使用ONNX表示深度学习模型

# 1.ONNX 模型在底层是用什么格式存储的？

ONNX 在底层是用 Protobuf 定义的。Protobuf，全称 Protocol Buffer，是 Google 提出的一套表示和序列化数据的机制。使用 Protobuf 时，用户需要先写一份数据定义文件，再根据这份定义文件把数据存储进一份二进制文件。可以说，数据定义文件就是数据类，二进制文件就是数据类的实例。一个 Protobuf 数据定义文件的例子：

message Person {
  required string name = 1;
  required int32 id = 2;
  optional string email = 3;
}

这段定义表示在 Person 这种数据类型中，必须包含 name、id 这两个字段，选择性包含 email 字段。根据这份定义文件，用户就可以选择一种编程语言，定义一个含有成员变量 name、id、email 的 Person 类，把这个类的某个实例用 Protobuf 存储成二进制文件；反之，用户也可以用二进制文件和对应的数据定义文件，读取出一个 Person 类的实例。

对于 ONNX ，它的 Protobuf 数据定义文件在其开源库 (opens new window)中，这些文件定义了神经网络中模型、节点、张量的数据类型规范；而数据定义文件对应的二进制文件就是我们熟悉的“.onnx”文件，每一个 “.onnx” 文件按照数据定义规范，存储了一个神经网络的所有相关数据。直接用 Protobuf 生成 ONNX 模型还是比较麻烦的。幸运的是，ONNX 提供了很多实用 API，我们可以在完全不了解 Protobuf 的前提下，构造和读取 ONNX 模型。

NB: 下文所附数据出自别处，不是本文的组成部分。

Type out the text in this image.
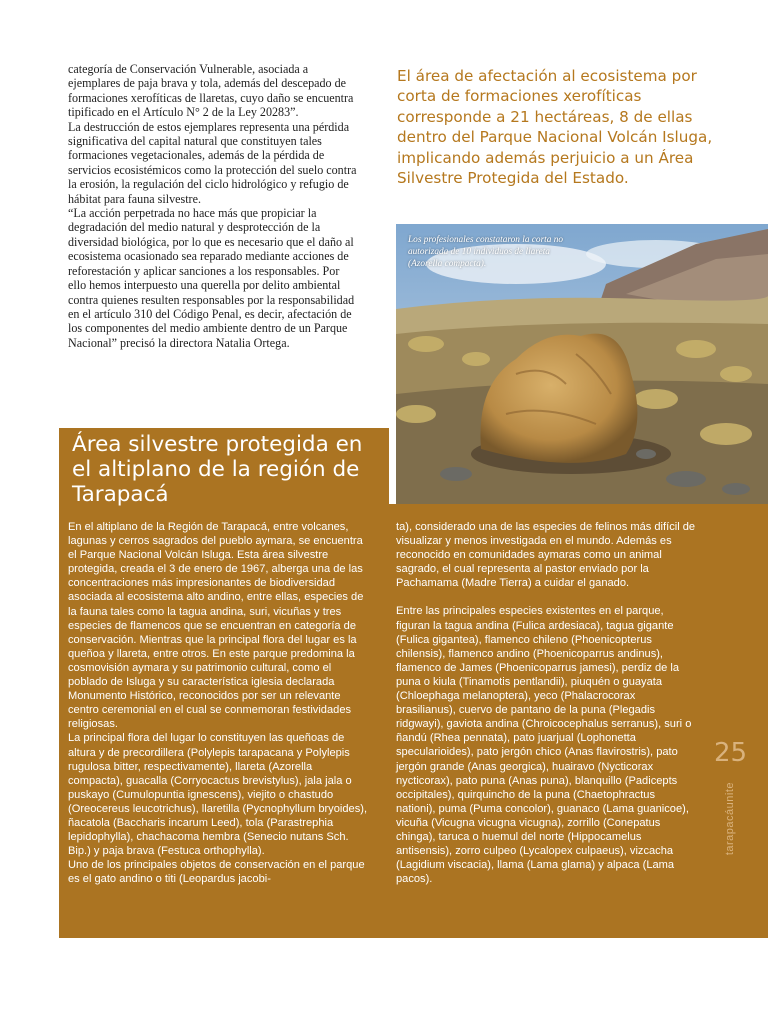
categoría de Conservación Vulnerable, asociada a ejemplares de paja brava y tola, además del descepado de formaciones xerofíticas de llaretas, cuyo daño se encuentra tipificado en el Artículo N° 2 de la Ley 20283”.

La destrucción de estos ejemplares representa una pérdida significativa del capital natural que constituyen tales formaciones vegetacionales, además de la pérdida de servicios ecosistémicos como la protección del suelo contra la erosión, la regulación del ciclo hidrológico y refugio de hábitat para fauna silvestre.

“La acción perpetrada no hace más que propiciar la degradación del medio natural y desprotección de la diversidad biológica, por lo que es necesario que el daño al ecosistema ocasionado sea reparado mediante acciones de reforestación y aplicar sanciones a los responsables. Por ello hemos interpuesto una querella por delito ambiental contra quienes resulten responsables por la responsabilidad en el artículo 310 del Código Penal, es decir, afectación de los componentes del medio ambiente dentro de un Parque Nacional” precisó la directora Natalia Ortega.

El área de afectación al ecosistema por corta de formaciones xerofíticas corresponde a 21 hectáreas, 8 de ellas dentro del Parque Nacional Volcán Isluga, implicando además perjuicio a un Área Silvestre Protegida del Estado.

Los profesionales constataron la corta no autorizada de 10 individuos de llareta (Azorella compacta).
Área silvestre protegida en el altiplano de la región de Tarapacá

En el altiplano de la Región de Tarapacá, entre volcanes, lagunas y cerros sagrados del pueblo aymara, se encuentra el Parque Nacional Volcán Isluga. Esta área silvestre protegida, creada el 3 de enero de 1967, alberga una de las concentraciones más impresionantes de biodiversidad asociada al ecosistema alto andino, entre ellas, especies de la fauna tales como la tagua andina, suri, vicuñas y tres especies de flamencos que se encuentran en categoría de conservación. Mientras que la principal flora del lugar es la queñoa y llareta, entre otros. En este parque predomina la cosmovisión aymara y su patrimonio cultural, como el poblado de Isluga y su característica iglesia declarada Monumento Histórico, reconocidos por ser un relevante centro ceremonial en el cual se conmemoran festividades religiosas.

La principal flora del lugar lo constituyen las queñoas de altura y de precordillera (Polylepis tarapacana y Polylepis rugulosa bitter, respectivamente), llareta (Azorella compacta), guacalla (Corryocactus brevistylus), jala jala o puskayo (Cumulopuntia ignescens), viejito o chastudo (Oreocereus leucotrichus), llaretilla (Pycnophyllum bryoides), ñacatola (Baccharis incarum Leed), tola (Parastrephia lepidophylla), chachacoma hembra (Senecio nutans Sch. Bip.) y paja brava (Festuca orthophylla).

Uno de los principales objetos de conservación en el parque es el gato andino o titi (Leopardus jacobi-

ta), considerado una de las especies de felinos más difícil de visualizar y menos investigada en el mundo. Además es reconocido en comunidades aymaras como un animal sagrado, el cual representa al pastor enviado por la Pachamama (Madre Tierra) a cuidar el ganado.

Entre las principales especies existentes en el parque, figuran la tagua andina (Fulica ardesiaca), tagua gigante (Fulica gigantea), flamenco chileno (Phoenicopterus chilensis), flamenco andino (Phoenicoparrus andinus), flamenco de James (Phoenicoparrus jamesi), perdiz de la puna o kiula (Tinamotis pentlandii), piuquén o guayata (Chloephaga melanoptera), yeco (Phalacrocorax brasilianus), cuervo de pantano de la puna (Plegadis ridgwayi), gaviota andina (Chroicocephalus serranus), suri o ñandú (Rhea pennata), pato juarjual (Lophonetta specularioides), pato jergón chico (Anas flavirostris), pato jergón grande (Anas georgica), huairavo (Nycticorax nycticorax), pato puna (Anas puna), blanquillo (Padicepts occipitales), quirquincho de la puna (Chaetophractus nationi), puma (Puma concolor), guanaco (Lama guanicoe), vicuña (Vicugna vicugna vicugna), zorrillo (Conepatus chinga), taruca o huemul del norte (Hippocamelus antisensis), zorro culpeo (Lycalopex culpaeus), vizcacha (Lagidium viscacia), llama (Lama glama) y alpaca (Lama pacos).

25
tarapacáunite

神经网络本质上是一个计算图。计算图的节点是算子，边是参与运算的张量。而通过可视化 ONNX 模型，我们知道 ONNX 记录了所有算子节点的属性信息，并把参与运算的张量信息存储在算子节点的输入输出信息中。ONNX 模型的结构可以用类图大致表示如下：

如图所示，一个 ONNX 模型可以用 ModelProto 类表示。ModelProto 包含了版本、创建者等日志信息，还包含了存储计算图结构的 graph。GraphProto 类则由输入张量信息、输出张量信息、节点信息组成。张量信息 ValueInfoProto 类包括张量名、基本数据类型、形状。节点信息 NodeProto 类包含了算子名、算子输入张量名、算子输出张量名。让我们来看一个具体的例子。假如我们有一个描述 output=a*x+b 的 ONNX 模型 model，用 print(model) 可以输出以下内容：

ir_version: 8
graph {
  node {
    input: "a"
    input: "x"
    output: "c"
    op_type: "Mul"
  }
  node {
    input: "c"
    input: "b"
    output: "output"
    op_type: "Add"
  }
  name: "linear_func"
  input {
    name: "a"
    type {
      tensor_type {
        elem_type: 1
        shape {
          dim {dim_value: 10}
          dim {dim_value: 10}
        }
      }
    }
  }
  input {
    name: "x"
    type {
      tensor_type {
        elem_type: 1
        shape {
          dim {dim_value: 10}
          dim {dim_value: 10}
        }
      }
    }
  }
  input {
    name: "b"
    type {
      tensor_type {
        elem_type: 1
        shape {
          dim {dim_value: 10}
          dim {dim_value: 10}
        }
      }
    }
  }
  output {
    name: "output"
    type {
      tensor_type {
        elem_type: 1
        shape {
          dim { dim_value: 10}
          dim { dim_value: 10}
        }
      }
    }
  }
}
opset_import {version: 15}

对应上文中的类图，这个模型的信息由 ir_version，opset_import 等全局信息和 graph 图信息组成。而 graph 包含一个乘法节点、一个加法节点、三个输入张量 a, x, b 以及一个输出张量 output。在下一节里，我们会用 API 构造出这个模型，并输出这段结果。根据这里定义的模型结构信息，我们就可以按这个数据结构进行模型的编辑了。

# 2.使用graphsurgeon进行模型的编辑

onnx本身提供了很多API能够加载解析onnx模型，但修改模型时不够方便，譬如要修改某个边(也就是tensor)的shape信息时，使用onnx时操作为：

model = onnx.load(onnx_file)
model.inputs[0].type.tensor_type.shape.dim.add().dim_value = 100

可以看到比较麻烦，nvidia的开发者开发了一套专门用来编辑onnx模型的工具graphsurgeon

使用graphsurgeon修改tensor的shape的示例

model = onnx.load(onnx_file)
graph = graphsurgeon.import_onnx(model)
graph.inputs[0].shape[1] = 100

可以看到比手动修改onnx model要方便很多，此外还提供了诸如cleanup清除孤立的node,toposort对node点进行拓扑排序，tensors获取所有tensor等API,可以方便的进行node的增删修改。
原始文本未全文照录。